Papandreou may stand down after coalition has been agreed, but parties split over lifespan of new government and new elections.
Greece deal closer, but demand for PM to quit
ATHENS // Greece was lurching towards a political denouement last night as party leaders from the left and the right were wrapped in negotiations over a national unity government to push through the international rescue package for the country's out-of-control debt.
The Socialist prime minister, George Papandreou, was said to be ready to resign but only after a unity coalition with the opposition conservative New Democrats had been agreed.
The parties appeared to be at odds over the lifespan of the new coalition and the timing of new elections. The New Democracy leader, Antonis Samaras, demanded the immediate resignation of Mr Papandreou.
The political crisis in Athens is seen elsewhere as a threat to the tortuously negotiated deal reached in Brussels at the end of last month to bail out Greece, counter the risk of contagion to several other European countries and safeguard Europe's banks.
But in Athens, many observers and analysts were sceptical the package was really in danger in the aftermath of the government winning a vote of confidence in parliament on Thursday night.
"The worst-case situation is that the current negotiations break down and Papandreou and his government continue to rule. It seems to me that they are committed to implementing the conditions of the bail out," said Dimitrios Sotiropoulos, a political scientist at the University of Athens
He noted Mr Papandreou had made clear he was now above all interested in his legacy and that this centred on making sure Greece stayed in the single currency euro zone: "That means go ahead [and]get the next tranche of the bail out allocated to Greece, implement the austerity measures and so forth."
European leaders yesterday kept up the pressure on Greece. Ahead of a meeting of European Union finance ministers in Brussels today, the Belgian prime minister, Yves Leterme, told Belgian television: "We are still at the same point. The Greeks must prove that they will really fulfil the conditions."
Greece's finance minister, Evangelos Venizelos, has said Greece needs the next instalment of bail-out funds by December 15. But European leaders have said the money will not be forthcoming until Athens has approved the whole rescue package.
In Athens, the tension was palpable among observers of the goings-on in parliament.
"You cannot imagine what is going on here. It's a madhouse. We have no idea what is going to happen," one political editor at the ERT television channel said early in the evening.
Other Athenians were more depressed than excited about the political drama. "I stay in all day watching it on TV. I feel very tense about the whole situation," said one cultural studies student.
Mr Sotiropoulos, of the University of Athens, sounded more confident about the future of his country. He rejected the possibility of debilitating social unrest in the likely case the political parties agreed on the rescue package with its attending austerity measures. Greece was nothing like the countries of the Arab Spring, he said.

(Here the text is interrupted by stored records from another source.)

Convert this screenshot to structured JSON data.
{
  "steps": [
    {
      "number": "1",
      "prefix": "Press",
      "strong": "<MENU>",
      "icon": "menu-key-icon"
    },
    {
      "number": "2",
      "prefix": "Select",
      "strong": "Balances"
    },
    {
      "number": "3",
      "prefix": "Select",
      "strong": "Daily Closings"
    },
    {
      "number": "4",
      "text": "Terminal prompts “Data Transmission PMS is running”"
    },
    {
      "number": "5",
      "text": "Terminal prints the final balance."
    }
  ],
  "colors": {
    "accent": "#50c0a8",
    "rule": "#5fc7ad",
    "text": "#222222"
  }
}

"In the Arab Spring countries you have extreme poverty, incredible gaps in income, large religious movements and also an ambivalent role of the military and the security forces. I must stress the point that this is a western democracy."
He also estimated the anger among the population, which has led to a series of riots in recent months, was already on the wane.
"Now the population has gradually grown to understand that unfortunately the only alternative is go back to the other currency, the Drachma," he said.
Abandoning the euro and leaving the EU was inconceivable for Greece, a country that places itself at the heart of Europe, he added.
That theme was taken up by Vassilis Karamitsanis, a lawyer in his 30s who does business all over Europe. "If we leave the EU, I will leave Greece. The other countries must be willing to give us asylum in that case."
Mr Sotiropoulos said he could not imagine the rest of Europe abandoning Greece. "If you start losing segments of the common market, why did you build it in the first place?"
He was mildly critical of the way that European leaders had handled the crisis so far and said Greece could do without some of the populism that had been directed at it.
"This is not an African country on the road to development and this has not been understood. This is why, both among foreign leaders and foreign observers, you have a mixture of welcome suggestions of what to do and unwelcome stereotypes."